No, la memoria no puede ser una lista de nombres con la categoría de “desaparecidos” palabra que pareciera reemplazar al ataúd. La memoria sobre hechos que ya están siendo historia, no es ni esa lista macabra, ni los textos de programas ni los bla, bla de la época: La memoria no puede ser la trascendencia de esas listas, esos programas, esas ampulosas declaraciones, esas teorías, esas doctrinas, cada una válida o no, según época y sólo atendibles, recopilables, rescatables para análisis racionales y estudios específicos. No, no, de ninguna manera, la memoria deberá recopilar el recuerdo vivo de cada uno de ellos en la inmanencia de sus actos, en su “hacer”, en sus pasiones, en sus “locuras”, en sus sueños imposibles.
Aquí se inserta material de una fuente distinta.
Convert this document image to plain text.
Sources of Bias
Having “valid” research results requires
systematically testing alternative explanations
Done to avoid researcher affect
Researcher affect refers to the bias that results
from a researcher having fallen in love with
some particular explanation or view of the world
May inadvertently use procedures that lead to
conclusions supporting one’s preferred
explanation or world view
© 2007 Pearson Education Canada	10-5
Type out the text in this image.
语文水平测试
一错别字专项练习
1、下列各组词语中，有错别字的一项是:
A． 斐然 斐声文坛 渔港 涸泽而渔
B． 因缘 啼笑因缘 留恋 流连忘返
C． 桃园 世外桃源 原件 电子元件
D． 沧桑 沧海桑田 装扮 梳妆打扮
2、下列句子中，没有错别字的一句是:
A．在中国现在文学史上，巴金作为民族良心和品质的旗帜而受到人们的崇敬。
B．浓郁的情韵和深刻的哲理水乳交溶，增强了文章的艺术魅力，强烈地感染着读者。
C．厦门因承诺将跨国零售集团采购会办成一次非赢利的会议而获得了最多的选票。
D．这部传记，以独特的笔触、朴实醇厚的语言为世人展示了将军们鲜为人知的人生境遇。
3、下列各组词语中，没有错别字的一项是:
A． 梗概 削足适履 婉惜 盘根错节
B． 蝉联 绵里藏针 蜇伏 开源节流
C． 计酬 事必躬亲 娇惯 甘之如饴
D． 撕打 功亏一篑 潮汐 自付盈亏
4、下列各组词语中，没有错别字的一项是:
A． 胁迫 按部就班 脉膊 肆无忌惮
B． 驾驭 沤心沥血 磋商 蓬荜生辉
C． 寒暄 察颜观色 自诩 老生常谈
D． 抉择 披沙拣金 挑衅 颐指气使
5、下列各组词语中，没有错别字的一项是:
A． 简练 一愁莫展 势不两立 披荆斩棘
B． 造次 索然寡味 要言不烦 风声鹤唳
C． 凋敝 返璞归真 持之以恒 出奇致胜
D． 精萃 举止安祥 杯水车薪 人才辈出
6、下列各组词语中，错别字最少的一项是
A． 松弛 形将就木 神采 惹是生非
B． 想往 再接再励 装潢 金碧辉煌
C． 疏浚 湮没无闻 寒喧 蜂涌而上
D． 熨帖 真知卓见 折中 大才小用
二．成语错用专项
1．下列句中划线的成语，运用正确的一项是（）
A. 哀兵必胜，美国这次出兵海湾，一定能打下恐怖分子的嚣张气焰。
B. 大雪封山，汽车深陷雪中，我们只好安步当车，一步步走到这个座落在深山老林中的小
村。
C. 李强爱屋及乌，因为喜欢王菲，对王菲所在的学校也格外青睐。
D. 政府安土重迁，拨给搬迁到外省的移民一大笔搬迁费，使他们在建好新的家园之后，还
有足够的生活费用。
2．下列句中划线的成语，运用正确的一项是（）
Porque esa es su herencia viva, no “desaparecida”, porque lo fundamental de esa época, insisto, fue la inmanencia, la acción, el hacer. Y convengamos que “el hacer” es la carencia mayor de nuestros días.


Precisemos señores: el Terrorismo de Estado fue incalificablemente nefasto y el método de la desaparición de personas espantosamente criminal. Pero no fue “irracional”, logró al menos parte de un propósito inesperado de lo pensado racionalmente, y sin embargo eficaz como objetivo reaccionario. Logró que durante décadas posteriores a la dictadura, incluso con gobiernos diversos, todo “programa”, toda acción “revolucionaria”, qué va!, incluso “reformista”, estuviera atravesada por los “desaparecidos”, por explicar perseguir y buscar “justicia” con los desaparecedores, sea ésta la cárcel o el paredón. Pero no por la decisión de hacer justicia, sino de “pedir” justicia, Así se consagró un tipo de activismo caracterizado por haber reemplazado “el hacer” por el pedir. O sea, esa “izquierda” o ese “progresismo” centró la actividad política, los programas y las acciones, no en continuar, incluso renovar, recrear, la obra de los desaparecidos, sino en su “culto”. No se dedicó tanto a pelear la justicia social como habían hecho ellos, sino a pedir justicia con el destino de ellos.

Y en esa notable deformación de objetivos, es impresionante como este activismo aprendió la regla de oro de la democracia preñada de sindicalismo: (los viejos recordarán la expresión traída de la experiencia de la clase obrera inglesa: tradeunionismo): ejercer el derecho al reclamo, a la petición, a ser “escuchados”. El método de lucha política excluyente es hoy el electoral y su complemento, el método de lucha social casi excluyente es la marcha tradicionalmente tradeunionista, la gran fanfarria, matizado con el corte de calles. Esta fuerte combinación es tan funcional al sistema político actual que el Estado ha creado los instrumentos para incentivar o contrarrestar, según convenga en cada caso. Es notable como el gobierno, al apropiarse y declamar el sentido trascendente de la lucha de los setentas, el sueño de lo imposible, o sea lo épico, espectacular, inalcanzable incentivando e institucionalizando la memoria de los desaparecidos como tales, como desaparecidos y el “castigo” a los culpables, sólo a los uniformados, claro, sin incluir a los responsables civiles del Terrorismo de Estado, logró anular el recuerdo de la inmanencia, la presencia de aquel potente cotidiano, posible, alcanzable, concreto “hacer”, que fue el rasgo distintivo del guevarismo y la causa de fondo de la respuesta filicida y terrorista de las FF.AA. como instrumento de la clase dominante nacional en su conjunto. Qué “coincidencia”....el Imperio, como Poncio Pilatos hace dos mil y pico de años, se lavó las manos.